As of 01/07,a single threshold for digital sales and services (EU as a whole, not State to State) of €10,000 is established. If this joint limit is exceeded, the taxation will become that of the place of destination of the goods.
To enter the VAT that accrues from other states, through the “single window (OSS)” system, you must OPT through a Census Form 035.
The tax rates in force in the rest of the EU countries can be seen in this link on the AEAT page.
All these special one-stop-shop schemes allow, by means of a single self-assessment: Form 369, submitted electronically to the Tax Administration of the Member State where the entrepreneur is identified, to pay the Value Added Tax due on all transactions carried out in the Community (States of destination).
Interesting facts
1. Settlement period of this model:
- External and Union regime: Calendar quarter.
- Import regime: Calendar month.
2. Deadline for submission:the calendar month following that of the end of the period to which the declaration relates. If the last day is non-working in Spain, the end of the term does not change.

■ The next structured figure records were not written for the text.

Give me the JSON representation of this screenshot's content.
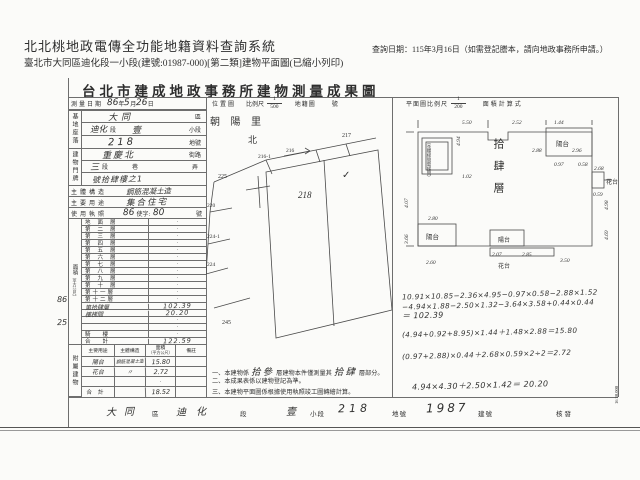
{
  "page": {
    "system_title": "北北桃地政電傳全功能地籍資料查詢系統",
    "query_date": "查詢日期：115年3月16日（如需登記謄本，請向地政事務所申請。）",
    "subtitle": "臺北市大同區迪化段一小段(建號:01987-000)[第二類]建物平面圖(已縮小列印)",
    "print_code": "16 30,000",
    "margin_note_1": "86",
    "margin_note_2": "25"
  },
  "form": {
    "title": "台北市建成地政事務所建物測量成果圖",
    "head": {
      "survey_label": "測量日期",
      "survey_year": "86",
      "unit_year": "年",
      "survey_month": "5",
      "unit_month": "月",
      "survey_day": "26",
      "unit_day": "日",
      "loc_label": "位置圖",
      "scale_label": "比例尺",
      "loc_num": "1",
      "loc_den": "500",
      "cad_label": "地籍圖",
      "sheet_label": "號",
      "plan_scale_label": "平面圖比例尺",
      "plan_num": "1",
      "plan_den": "200",
      "calc_label": "面積計算式"
    },
    "site": {
      "group": "基地座落",
      "r1v": "大同",
      "r1s": "區",
      "r2v": "迪化",
      "r2s": "段",
      "r2v2": "壹",
      "r2s2": "小段",
      "r3v": "218",
      "r3s": "地號"
    },
    "door": {
      "group": "建物門牌",
      "r1v": "重慶北",
      "r1s": "街路",
      "r2v": "三",
      "r2s": "段",
      "r2s2": "巷",
      "r2s3": "弄",
      "r3v": "號拾肆樓之1"
    },
    "structure": {
      "label": "主體構造",
      "value": "鋼筋混凝土造"
    },
    "usage": {
      "label": "主要用途",
      "value": "集合住宅"
    },
    "license": {
      "label": "使用執照",
      "year": "86",
      "mid": "使字:",
      "no": "80",
      "suffix": "號"
    },
    "area": {
      "group1": "面積",
      "group2": "（平方公尺）",
      "floors": [
        {
          "label": "地面層",
          "value": "·"
        },
        {
          "label": "第二層",
          "value": "·"
        },
        {
          "label": "第三層",
          "value": "·"
        },
        {
          "label": "第四層",
          "value": "·"
        },
        {
          "label": "第五層",
          "value": "·"
        },
        {
          "label": "第六層",
          "value": "·"
        },
        {
          "label": "第七層",
          "value": "·"
        },
        {
          "label": "第八層",
          "value": "·"
        },
        {
          "label": "第九層",
          "value": "·"
        },
        {
          "label": "第十層",
          "value": "·"
        },
        {
          "label": "第十一層",
          "value": "·"
        },
        {
          "label": "第十二層",
          "value": "·"
        },
        {
          "label": "第拾肆層",
          "value": "102.39"
        },
        {
          "label": "樓梯間",
          "value": "20.20"
        },
        {
          "label": "",
          "value": "·"
        },
        {
          "label": "",
          "value": "·"
        },
        {
          "label": "騎樓",
          "value": "·"
        },
        {
          "label": "合計",
          "value": "122.59"
        }
      ]
    },
    "annex": {
      "group": "附屬建物",
      "col_use": "主要用途",
      "col_struct": "主體構造",
      "col_area1": "面積",
      "col_area2": "（平方公尺）",
      "col_note": "備註",
      "rows": [
        {
          "use": "陽台",
          "struct": "鋼筋混凝土造",
          "area": "15.80",
          "note": ""
        },
        {
          "use": "花台",
          "struct": "〃",
          "area": "2.72",
          "note": ""
        },
        {
          "use": "",
          "struct": "",
          "area": "·",
          "note": ""
        },
        {
          "use": "合計",
          "struct": "",
          "area": "18.52",
          "note": ""
        }
      ]
    },
    "notes": [
      {
        "no": "一、",
        "pre": "本建物係",
        "h1": "拾參",
        "mid": "層建物本件僅測量其",
        "h2": "拾肆",
        "post": "層部分。"
      },
      {
        "no": "二、",
        "pre": "本成果表係以建物登記為準。",
        "h1": "",
        "mid": "",
        "h2": "",
        "post": ""
      },
      {
        "no": "三、",
        "pre": "本建物平面圖係根據使用執照竣工圖轉繪計算。",
        "h1": "",
        "mid": "",
        "h2": "",
        "post": ""
      }
    ],
    "calc": [
      "10.91×10.85−2.36×4.95−0.97×0.58−2.88×1.52",
      "−4.94×1.88−2.50×1.32−3.64×3.58+0.44×0.44",
      "＝ 102.39",
      "(4.94+0.92+8.95)×1.44＋1.48×2.88＝15.80",
      "(0.97+2.88)×0.44＋2.68×0.59×2÷2＝2.72",
      "4.94×4.30＋2.50×1.42＝ 20.20"
    ],
    "footer": {
      "district_value": "大同",
      "district_label": "區",
      "section_value": "迪化",
      "section_label": "段",
      "subsection_value": "壹",
      "subsection_label": "小段",
      "lot_value": "218",
      "lot_label": "地號",
      "building_value": "1987",
      "building_label": "建號",
      "issue_label": "核發"
    }
  },
  "location_map": {
    "village": "朝 陽 里",
    "north": "北",
    "p225": "225",
    "p216a": "216-1",
    "p216": "216",
    "p217": "217",
    "p220": "220",
    "p224a": "224-1",
    "p224": "224",
    "p245": "245",
    "p218": "218",
    "check": "✓"
  },
  "plan": {
    "floor_label": "拾肆層",
    "stair_note": "（含樓梯間電梯間）",
    "balcony_tr": "陽台",
    "flower_r": "花台",
    "balcony_bl": "陽台",
    "balcony_bc": "陽台",
    "flower_b": "花台",
    "dims": [
      "5.50",
      "2.52",
      "1.44",
      "2.96",
      "4.98",
      "0.58",
      "0.97",
      "2.88",
      "2.68",
      "0.59",
      "4.69",
      "4.07",
      "2.80",
      "3.66",
      "2.07",
      "2.85",
      "3.50",
      "2.60",
      "4.94",
      "1.02"
    ]
  }
}
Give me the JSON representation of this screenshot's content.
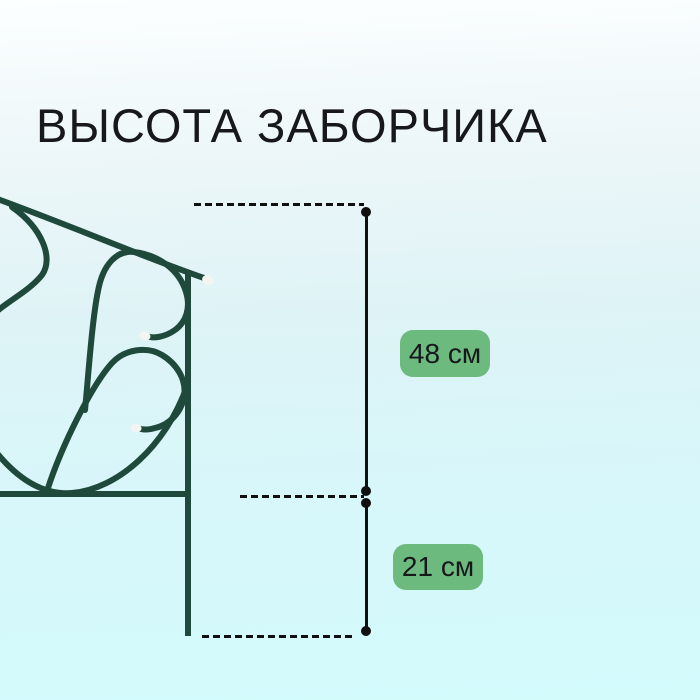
{
  "title": "ВЫСОТА ЗАБОРЧИКА",
  "measurements": {
    "upper": {
      "value": "48",
      "unit": "см",
      "label": "48 см"
    },
    "lower": {
      "value": "21",
      "unit": "см",
      "label": "21 см"
    }
  },
  "illustration": {
    "name": "decorative-garden-fence-section",
    "description": "dark green curved wire fence with white tip caps, cropped at left edge"
  },
  "colors": {
    "bg_top": "#fcffff",
    "bg_bottom": "#d3fbfc",
    "line_black": "#101010",
    "badge_green": "#6cba7e",
    "fence_green": "#1f4a3b",
    "cap_white": "#f2f5f1",
    "title_color": "#17181c"
  }
}
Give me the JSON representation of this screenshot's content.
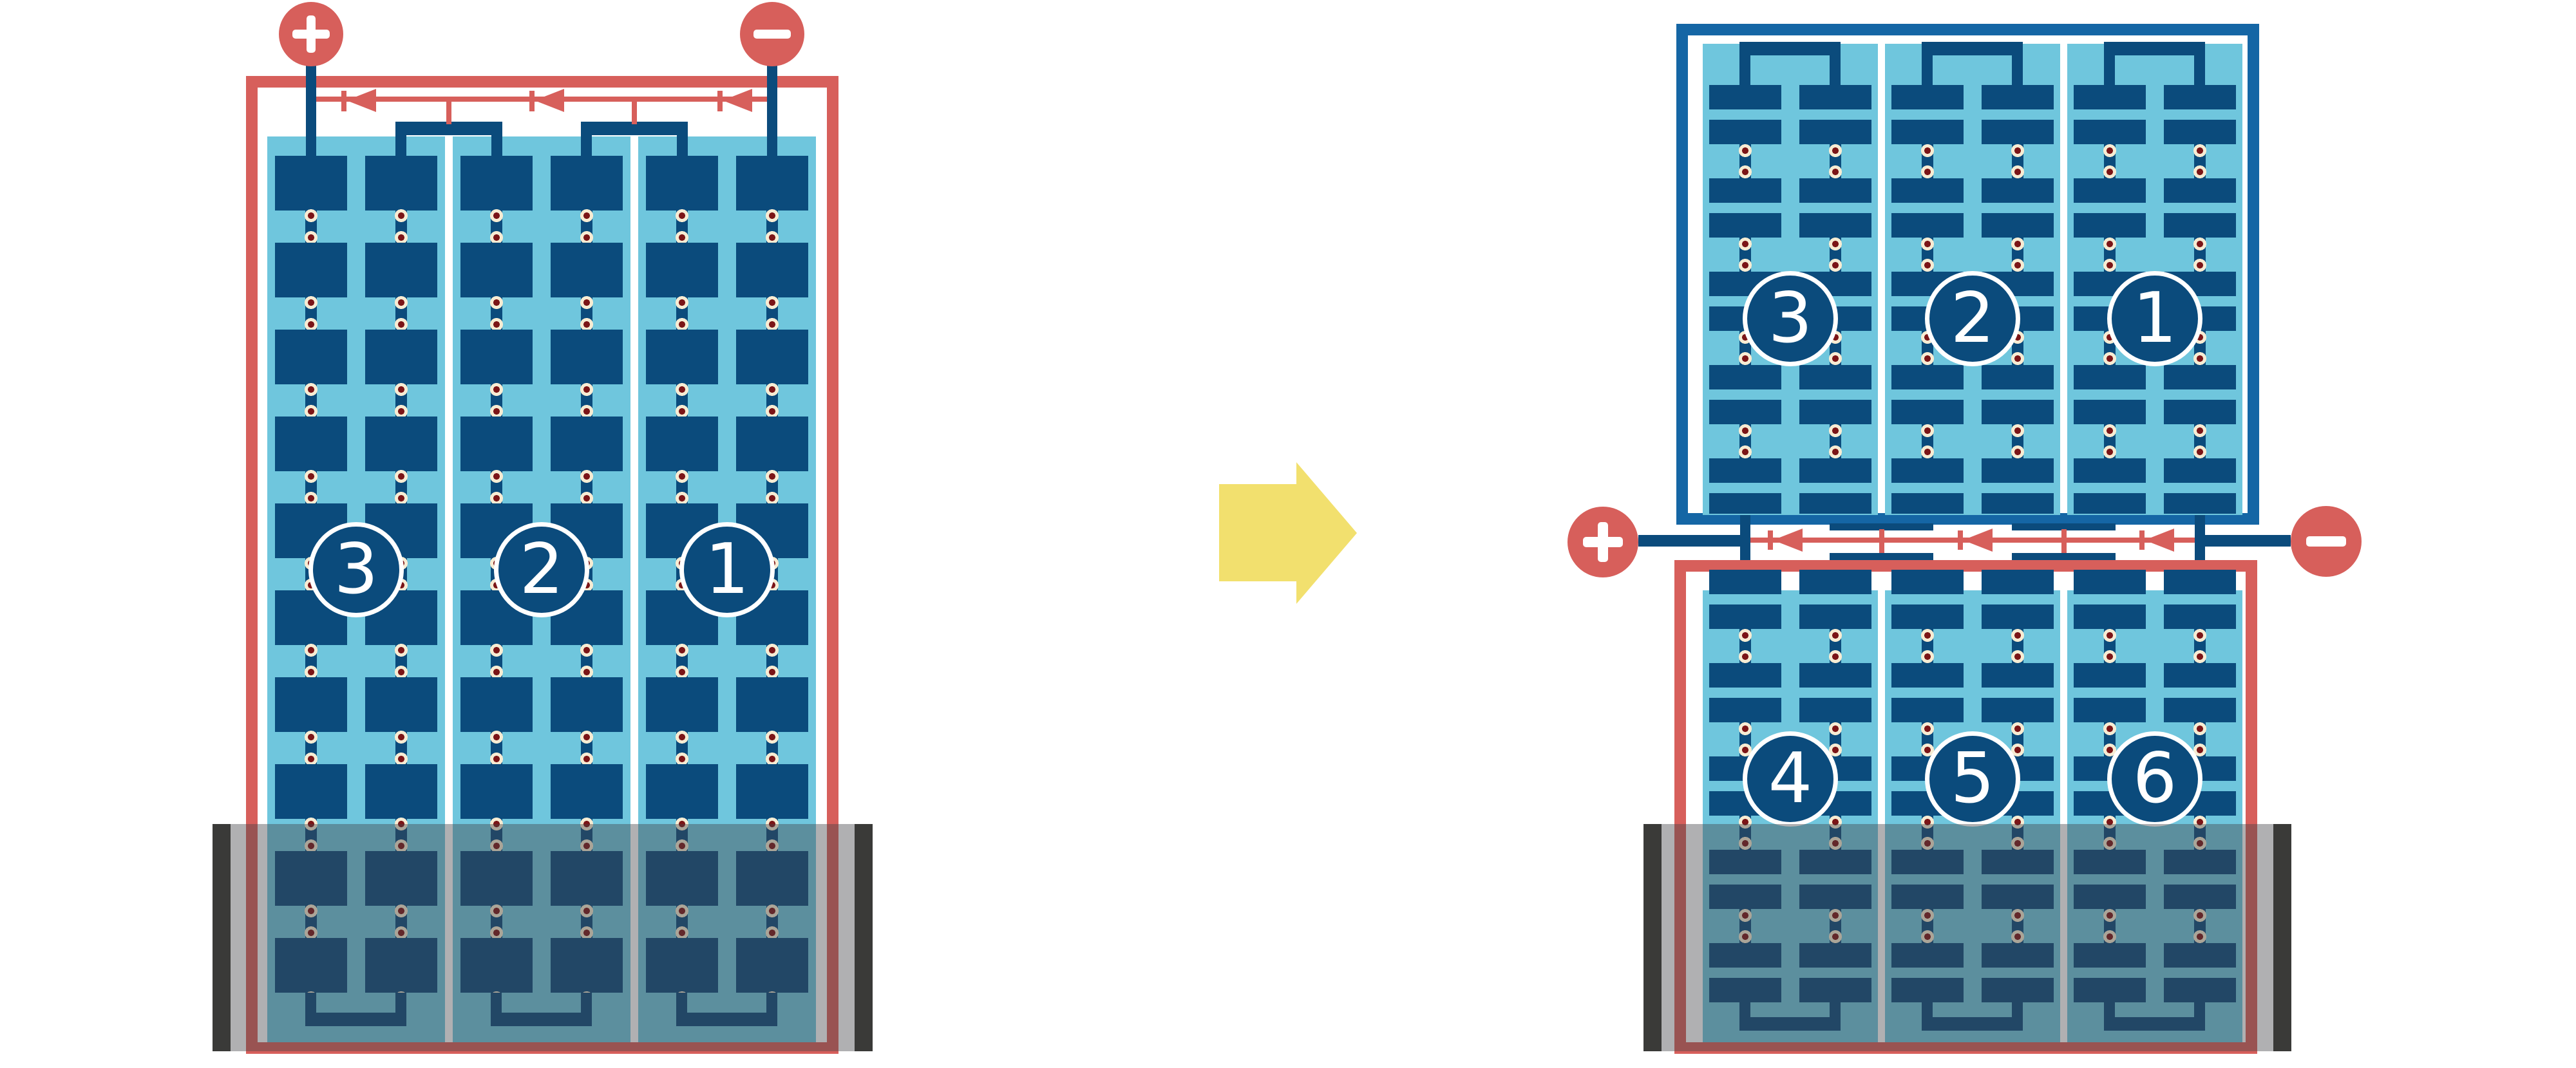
{
  "diagram": {
    "left_battery": {
      "cells": [
        "3",
        "2",
        "1"
      ],
      "positive_terminal": "+",
      "negative_terminal": "−"
    },
    "right_top_battery": {
      "cells": [
        "3",
        "2",
        "1"
      ]
    },
    "right_bottom_battery": {
      "cells": [
        "4",
        "5",
        "6"
      ]
    },
    "right_assembly_terminals": {
      "positive_terminal": "+",
      "negative_terminal": "−"
    },
    "icons": {
      "transform_arrow": "right-block-arrow",
      "current_flow": "left-pointing-arrowheads"
    },
    "colors": {
      "salmon_red": "#D75F5B",
      "plate_navy": "#0B4B7C",
      "case_blue": "#1566A5",
      "electrolyte_blue": "#6FC6DD",
      "bubble_cream": "#F7ECD3",
      "bubble_dark_red": "#7B1517",
      "transform_yellow": "#F2E06E",
      "clamp_black": "#3A3A38",
      "tray_overlay": "rgba(66,66,72,0.42)"
    }
  }
}
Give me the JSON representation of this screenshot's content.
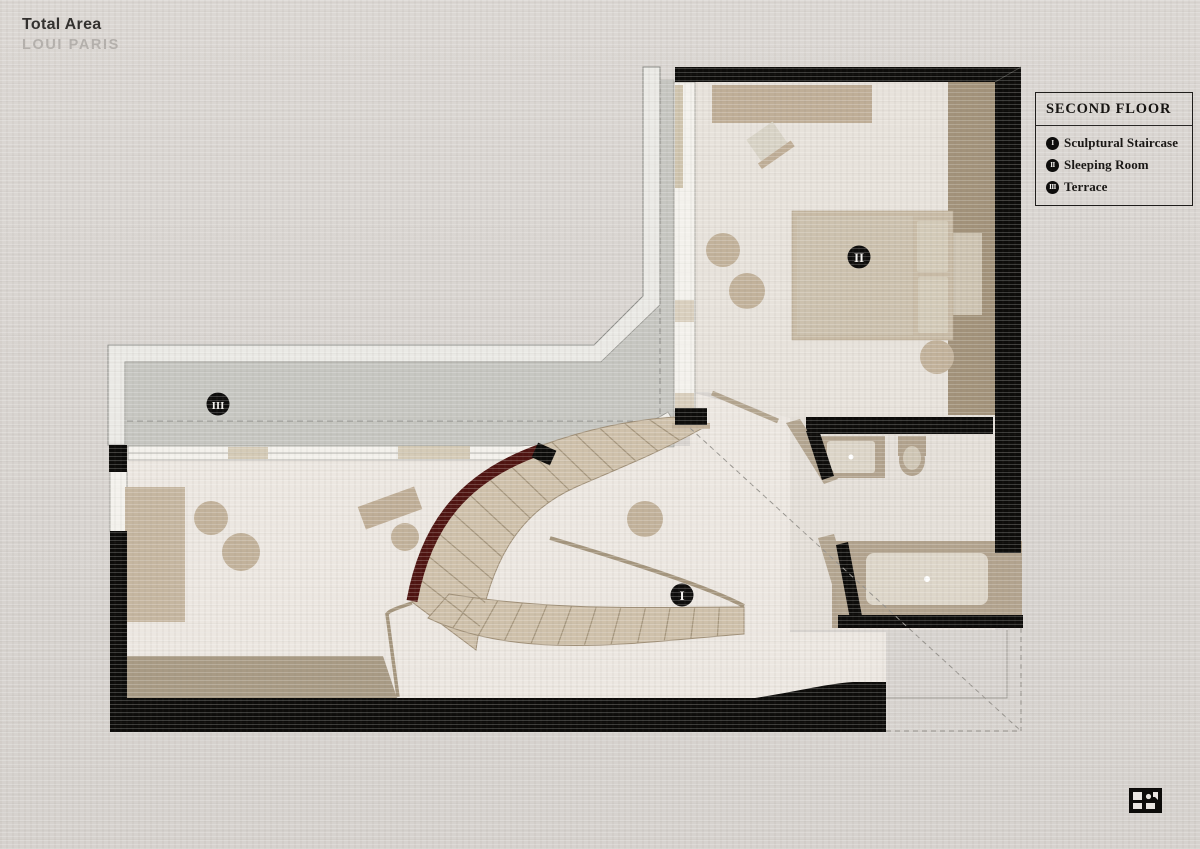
{
  "title": {
    "main": "Total Area",
    "sub": "LOUI PARIS"
  },
  "legend": {
    "title": "SECOND FLOOR",
    "items": [
      {
        "numeral": "I",
        "label": "Sculptural Staircase"
      },
      {
        "numeral": "II",
        "label": "Sleeping Room"
      },
      {
        "numeral": "III",
        "label": "Terrace"
      }
    ]
  },
  "plan": {
    "floor_name": "SECOND FLOOR",
    "markers": [
      {
        "numeral": "I",
        "room": "Sculptural Staircase"
      },
      {
        "numeral": "II",
        "room": "Sleeping Room"
      },
      {
        "numeral": "III",
        "room": "Terrace"
      }
    ]
  },
  "colors": {
    "paper": "#d9d5d1",
    "floor_light": "#ebe6e0",
    "terrace_gray": "#c6c6c1",
    "furniture_beige": "#c2b29b",
    "wall_black": "#0d0c0a",
    "stair_maroon": "#4f1411",
    "wood_tan": "#a89a84"
  }
}
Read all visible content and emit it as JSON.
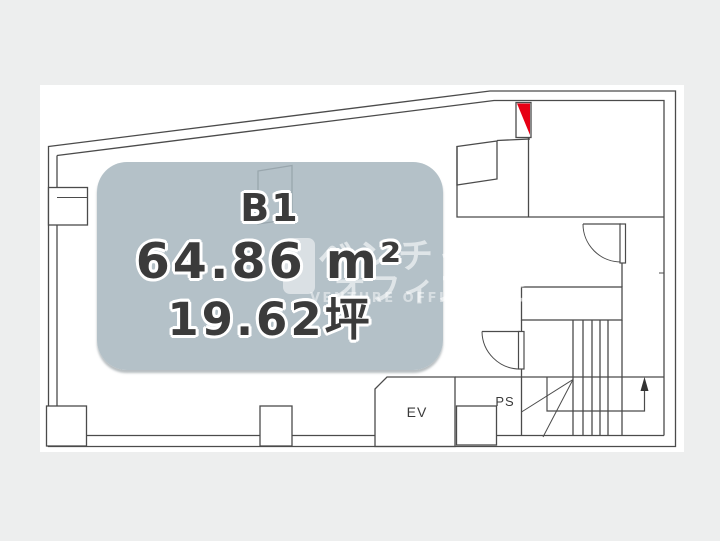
{
  "floorplan": {
    "unit_label": {
      "floor": "B1",
      "area_m2": "64.86 m²",
      "area_tsubo": "19.62坪"
    },
    "rooms": {
      "elevator_label": "EV",
      "pipe_space_label": "PS"
    },
    "colors": {
      "entrance_marker": "#e60014",
      "overlay_fill": "#b4c1c7",
      "line": "#4b4b4b",
      "page_background": "#edeeee"
    }
  },
  "watermark": {
    "line1": "ベンチャー",
    "line2": "オフィスナビ",
    "line3": "VENTURE OFFICE NAVI"
  }
}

3. While the taxable person is registered under the special scheme, he is required to submit it,irrespective of whether or not supplies of goods or services have been supplied during the period of the declaration.
4. Once the declaration has been sent, it cannot be modified (not substitutes or complementary).
5. The appropriate corrections shall be included in the following self-assessment.
6. Quotas + and – from different Community Member States are not compensated.
7. Only accrued fees are declared. Those supported from other countries are recovered via 360-361 models.
8. No deferrals or instalments are granted. There is no direct debit, they are always paid by NRC.
The operations included in this model will also be declared in VAT Form 303, within the additional information.